この頃の全日には、同年1月から長州力率いるジャパンプロレス勢が参戦しており、3月には全米で話題のザ・ロード・ウォリアーズが初来日するという上昇気流のさなかにあった。ゆえに第1次UWFなどは、ほとんど馬場の視界に入っていなかったに違いない。

つまり、馬場からしてみれば、軽い気持ちで自分なりの「シューティング」に対する解釈を口にしたにすぎず、それを編集サイドがタイムリーな話題として取り上げたというのが真相ではなかったか。

インタビュアーの質問自体も「プロレスとシュートはどちらが上か」というような趣旨ではなく、「(UWFのキャッチフレーズに対して)一部から批判もあるようです」と、隠語を使ったこと自体を問題視していたように見受けられる。

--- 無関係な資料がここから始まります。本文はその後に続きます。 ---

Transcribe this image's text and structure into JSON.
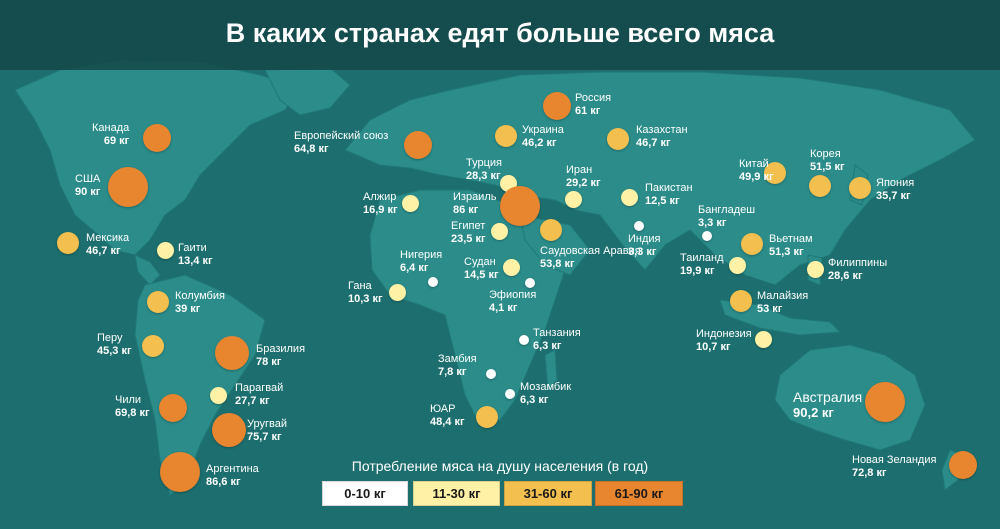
{
  "title": "В каких странах едят больше всего мяса",
  "colors": {
    "ocean": "#1d6e6e",
    "land": "#2b8c8a",
    "c1": "#ffffff",
    "c2": "#fff2a6",
    "c3": "#f3bf4e",
    "c4": "#e8852f"
  },
  "legend": {
    "title": "Потребление мяса на душу населения (в год)",
    "bins": [
      {
        "label": "0-10 кг",
        "color": "#ffffff"
      },
      {
        "label": "11-30 кг",
        "color": "#fff2a6"
      },
      {
        "label": "31-60 кг",
        "color": "#f3bf4e"
      },
      {
        "label": "61-90 кг",
        "color": "#e8852f"
      }
    ]
  },
  "chart_data": {
    "type": "map",
    "title": "В каких странах едят больше всего мяса",
    "legend_title": "Потребление мяса на душу населения (в год)",
    "countries": [
      {
        "name": "Канада",
        "value_text": "69 кг",
        "value": 69
      },
      {
        "name": "США",
        "value_text": "90 кг",
        "value": 90
      },
      {
        "name": "Мексика",
        "value_text": "46,7 кг",
        "value": 46.7
      },
      {
        "name": "Гаити",
        "value_text": "13,4 кг",
        "value": 13.4
      },
      {
        "name": "Колумбия",
        "value_text": "39 кг",
        "value": 39
      },
      {
        "name": "Перу",
        "value_text": "45,3 кг",
        "value": 45.3
      },
      {
        "name": "Бразилия",
        "value_text": "78 кг",
        "value": 78
      },
      {
        "name": "Парагвай",
        "value_text": "27,7 кг",
        "value": 27.7
      },
      {
        "name": "Чили",
        "value_text": "69,8 кг",
        "value": 69.8
      },
      {
        "name": "Уругвай",
        "value_text": "75,7 кг",
        "value": 75.7
      },
      {
        "name": "Аргентина",
        "value_text": "86,6 кг",
        "value": 86.6
      },
      {
        "name": "Европейский союз",
        "value_text": "64,8 кг",
        "value": 64.8
      },
      {
        "name": "Россия",
        "value_text": "61 кг",
        "value": 61
      },
      {
        "name": "Украина",
        "value_text": "46,2 кг",
        "value": 46.2
      },
      {
        "name": "Казахстан",
        "value_text": "46,7 кг",
        "value": 46.7
      },
      {
        "name": "Турция",
        "value_text": "28,3 кг",
        "value": 28.3
      },
      {
        "name": "Иран",
        "value_text": "29,2 кг",
        "value": 29.2
      },
      {
        "name": "Алжир",
        "value_text": "16,9 кг",
        "value": 16.9
      },
      {
        "name": "Израиль",
        "value_text": "86 кг",
        "value": 86
      },
      {
        "name": "Пакистан",
        "value_text": "12,5 кг",
        "value": 12.5
      },
      {
        "name": "Египет",
        "value_text": "23,5 кг",
        "value": 23.5
      },
      {
        "name": "Индия",
        "value_text": "3,3 кг",
        "value": 3.3
      },
      {
        "name": "Бангладеш",
        "value_text": "3,3 кг",
        "value": 3.3
      },
      {
        "name": "Нигерия",
        "value_text": "6,4 кг",
        "value": 6.4
      },
      {
        "name": "Судан",
        "value_text": "14,5 кг",
        "value": 14.5
      },
      {
        "name": "Саудовская Аравия",
        "value_text": "53,8 кг",
        "value": 53.8
      },
      {
        "name": "Гана",
        "value_text": "10,3 кг",
        "value": 10.3
      },
      {
        "name": "Эфиопия",
        "value_text": "4,1 кг",
        "value": 4.1
      },
      {
        "name": "Танзания",
        "value_text": "6,3 кг",
        "value": 6.3
      },
      {
        "name": "Замбия",
        "value_text": "7,8 кг",
        "value": 7.8
      },
      {
        "name": "Мозамбик",
        "value_text": "6,3 кг",
        "value": 6.3
      },
      {
        "name": "ЮАР",
        "value_text": "48,4 кг",
        "value": 48.4
      },
      {
        "name": "Китай",
        "value_text": "49,9 кг",
        "value": 49.9
      },
      {
        "name": "Корея",
        "value_text": "51,5 кг",
        "value": 51.5
      },
      {
        "name": "Япония",
        "value_text": "35,7 кг",
        "value": 35.7
      },
      {
        "name": "Вьетнам",
        "value_text": "51,3 кг",
        "value": 51.3
      },
      {
        "name": "Таиланд",
        "value_text": "19,9 кг",
        "value": 19.9
      },
      {
        "name": "Филиппины",
        "value_text": "28,6 кг",
        "value": 28.6
      },
      {
        "name": "Малайзия",
        "value_text": "53 кг",
        "value": 53
      },
      {
        "name": "Индонезия",
        "value_text": "10,7 кг",
        "value": 10.7
      },
      {
        "name": "Австралия",
        "value_text": "90,2 кг",
        "value": 90.2
      },
      {
        "name": "Новая Зеландия",
        "value_text": "72,8 кг",
        "value": 72.8
      }
    ]
  }
}
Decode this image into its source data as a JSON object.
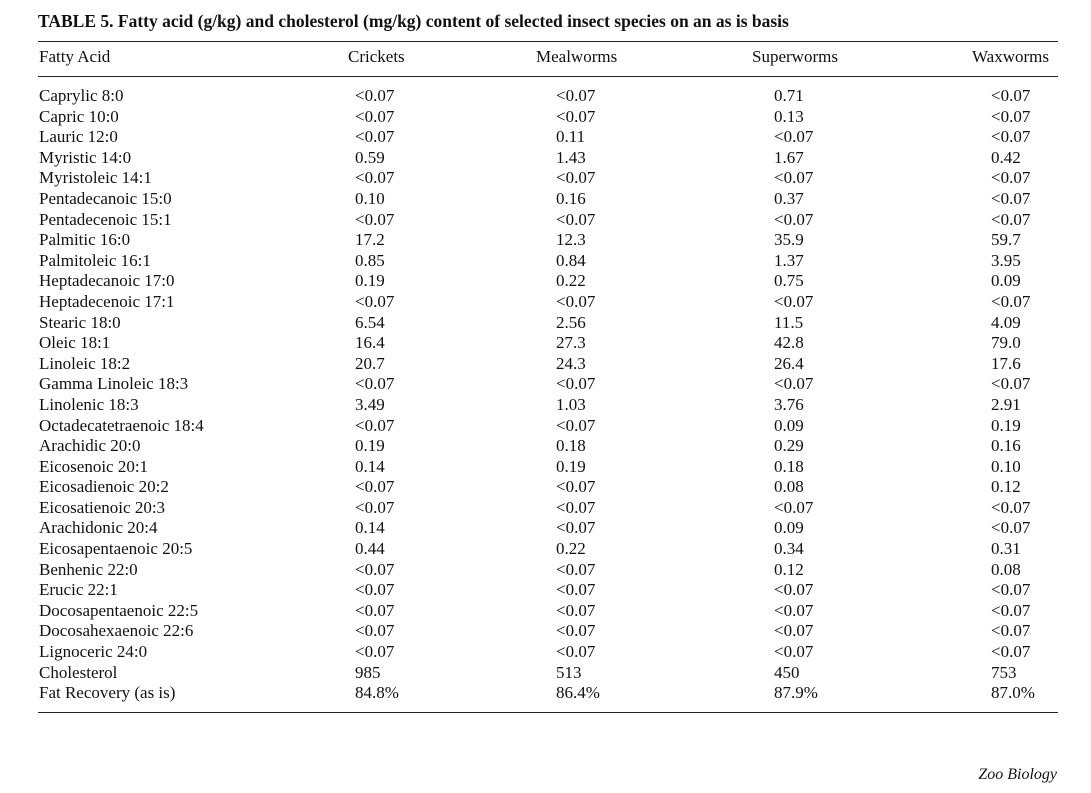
{
  "title": "TABLE 5. Fatty acid (g/kg) and cholesterol (mg/kg) content of selected insect species on an as is basis",
  "headers": [
    "Fatty Acid",
    "Crickets",
    "Mealworms",
    "Superworms",
    "Waxworms"
  ],
  "rows": [
    {
      "name": "Caprylic 8:0",
      "crickets": "<0.07",
      "mealworms": "<0.07",
      "superworms": "0.71",
      "waxworms": "<0.07"
    },
    {
      "name": "Capric 10:0",
      "crickets": "<0.07",
      "mealworms": "<0.07",
      "superworms": "0.13",
      "waxworms": "<0.07"
    },
    {
      "name": "Lauric 12:0",
      "crickets": "<0.07",
      "mealworms": "0.11",
      "superworms": "<0.07",
      "waxworms": "<0.07"
    },
    {
      "name": "Myristic 14:0",
      "crickets": "0.59",
      "mealworms": "1.43",
      "superworms": "1.67",
      "waxworms": "0.42"
    },
    {
      "name": "Myristoleic 14:1",
      "crickets": "<0.07",
      "mealworms": "<0.07",
      "superworms": "<0.07",
      "waxworms": "<0.07"
    },
    {
      "name": "Pentadecanoic 15:0",
      "crickets": "0.10",
      "mealworms": "0.16",
      "superworms": "0.37",
      "waxworms": "<0.07"
    },
    {
      "name": "Pentadecenoic 15:1",
      "crickets": "<0.07",
      "mealworms": "<0.07",
      "superworms": "<0.07",
      "waxworms": "<0.07"
    },
    {
      "name": "Palmitic 16:0",
      "crickets": "17.2",
      "mealworms": "12.3",
      "superworms": "35.9",
      "waxworms": "59.7"
    },
    {
      "name": "Palmitoleic 16:1",
      "crickets": "0.85",
      "mealworms": "0.84",
      "superworms": "1.37",
      "waxworms": "3.95"
    },
    {
      "name": "Heptadecanoic 17:0",
      "crickets": "0.19",
      "mealworms": "0.22",
      "superworms": "0.75",
      "waxworms": "0.09"
    },
    {
      "name": "Heptadecenoic 17:1",
      "crickets": "<0.07",
      "mealworms": "<0.07",
      "superworms": "<0.07",
      "waxworms": "<0.07"
    },
    {
      "name": "Stearic 18:0",
      "crickets": "6.54",
      "mealworms": "2.56",
      "superworms": "11.5",
      "waxworms": "4.09"
    },
    {
      "name": "Oleic 18:1",
      "crickets": "16.4",
      "mealworms": "27.3",
      "superworms": "42.8",
      "waxworms": "79.0"
    },
    {
      "name": "Linoleic 18:2",
      "crickets": "20.7",
      "mealworms": "24.3",
      "superworms": "26.4",
      "waxworms": "17.6"
    },
    {
      "name": "Gamma Linoleic 18:3",
      "crickets": "<0.07",
      "mealworms": "<0.07",
      "superworms": "<0.07",
      "waxworms": "<0.07"
    },
    {
      "name": "Linolenic 18:3",
      "crickets": "3.49",
      "mealworms": "1.03",
      "superworms": "3.76",
      "waxworms": "2.91"
    },
    {
      "name": "Octadecatetraenoic 18:4",
      "crickets": "<0.07",
      "mealworms": "<0.07",
      "superworms": "0.09",
      "waxworms": "0.19"
    },
    {
      "name": "Arachidic 20:0",
      "crickets": "0.19",
      "mealworms": "0.18",
      "superworms": "0.29",
      "waxworms": "0.16"
    },
    {
      "name": "Eicosenoic 20:1",
      "crickets": "0.14",
      "mealworms": "0.19",
      "superworms": "0.18",
      "waxworms": "0.10"
    },
    {
      "name": "Eicosadienoic 20:2",
      "crickets": "<0.07",
      "mealworms": "<0.07",
      "superworms": "0.08",
      "waxworms": "0.12"
    },
    {
      "name": "Eicosatienoic 20:3",
      "crickets": "<0.07",
      "mealworms": "<0.07",
      "superworms": "<0.07",
      "waxworms": "<0.07"
    },
    {
      "name": "Arachidonic 20:4",
      "crickets": "0.14",
      "mealworms": "<0.07",
      "superworms": "0.09",
      "waxworms": "<0.07"
    },
    {
      "name": "Eicosapentaenoic 20:5",
      "crickets": "0.44",
      "mealworms": "0.22",
      "superworms": "0.34",
      "waxworms": "0.31"
    },
    {
      "name": "Benhenic 22:0",
      "crickets": "<0.07",
      "mealworms": "<0.07",
      "superworms": "0.12",
      "waxworms": "0.08"
    },
    {
      "name": "Erucic 22:1",
      "crickets": "<0.07",
      "mealworms": "<0.07",
      "superworms": "<0.07",
      "waxworms": "<0.07"
    },
    {
      "name": "Docosapentaenoic 22:5",
      "crickets": "<0.07",
      "mealworms": "<0.07",
      "superworms": "<0.07",
      "waxworms": "<0.07"
    },
    {
      "name": "Docosahexaenoic 22:6",
      "crickets": "<0.07",
      "mealworms": "<0.07",
      "superworms": "<0.07",
      "waxworms": "<0.07"
    },
    {
      "name": "Lignoceric 24:0",
      "crickets": "<0.07",
      "mealworms": "<0.07",
      "superworms": "<0.07",
      "waxworms": "<0.07"
    },
    {
      "name": "Cholesterol",
      "crickets": "985",
      "mealworms": "513",
      "superworms": "450",
      "waxworms": "753"
    },
    {
      "name": "Fat Recovery (as is)",
      "crickets": "84.8%",
      "mealworms": "86.4%",
      "superworms": "87.9%",
      "waxworms": "87.0%"
    }
  ],
  "journal": "Zoo Biology"
}
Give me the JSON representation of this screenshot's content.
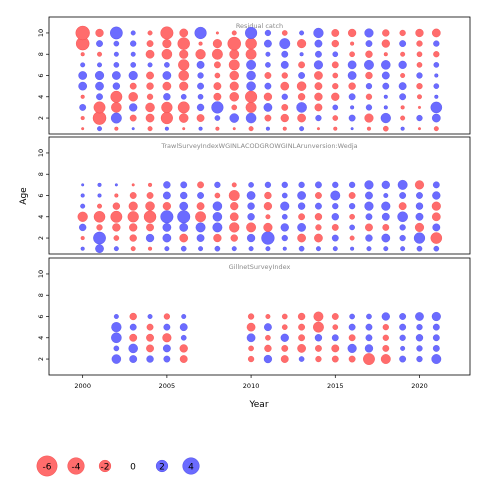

そもそも、馬場がアメリカ遠征していた60年代は、トップレスラーたちにとってシューティングは「できて当然」のものだった。

全米を席巻した“東洋の大巨人”

跳ね返りの若手やローカル王者らが、「隙あらば大物食いをしてやろう」と向かってきた際、シュートの技術でギュッと締め上げる。そうした実力がないことには、大看板を背負って全米マットを渡り歩くことなどできない時代だったのだ。

馬場にしてもこれは同じだった。まだ太平洋戦争の傷痕が残るこの頃、「憎きジャップの大男など懲らしめてやる」といった輩は少なからずいたはずで、そうした相手をしっかりと倒してきたからこそ、ヒールとして全米マットに君臨することができたのだ。

そんな馬場からすれば、「たかがシュートぐらいで青二才が何を威張っているのだ」というのが、当時の本音であったろう。

なんといっても読売巨人軍で、一軍のマウンドにまで登った選手なのである。まだ「職業野球」と称された時代で、昨今ほどの高いレベルではなかったかもしれないが、それでも馬場がトップアスリートの一角にいたことには違いない。

アントニオ猪木の執拗な〝口撃〟もあって、その実力は低く見積もられがちだが、80年代あたりの馬場のイメージで、その全体像を語るのは早計だろう。

やはり60年代のアメリカで、トップを張った実績と実力を舐めてもらっては困るのである。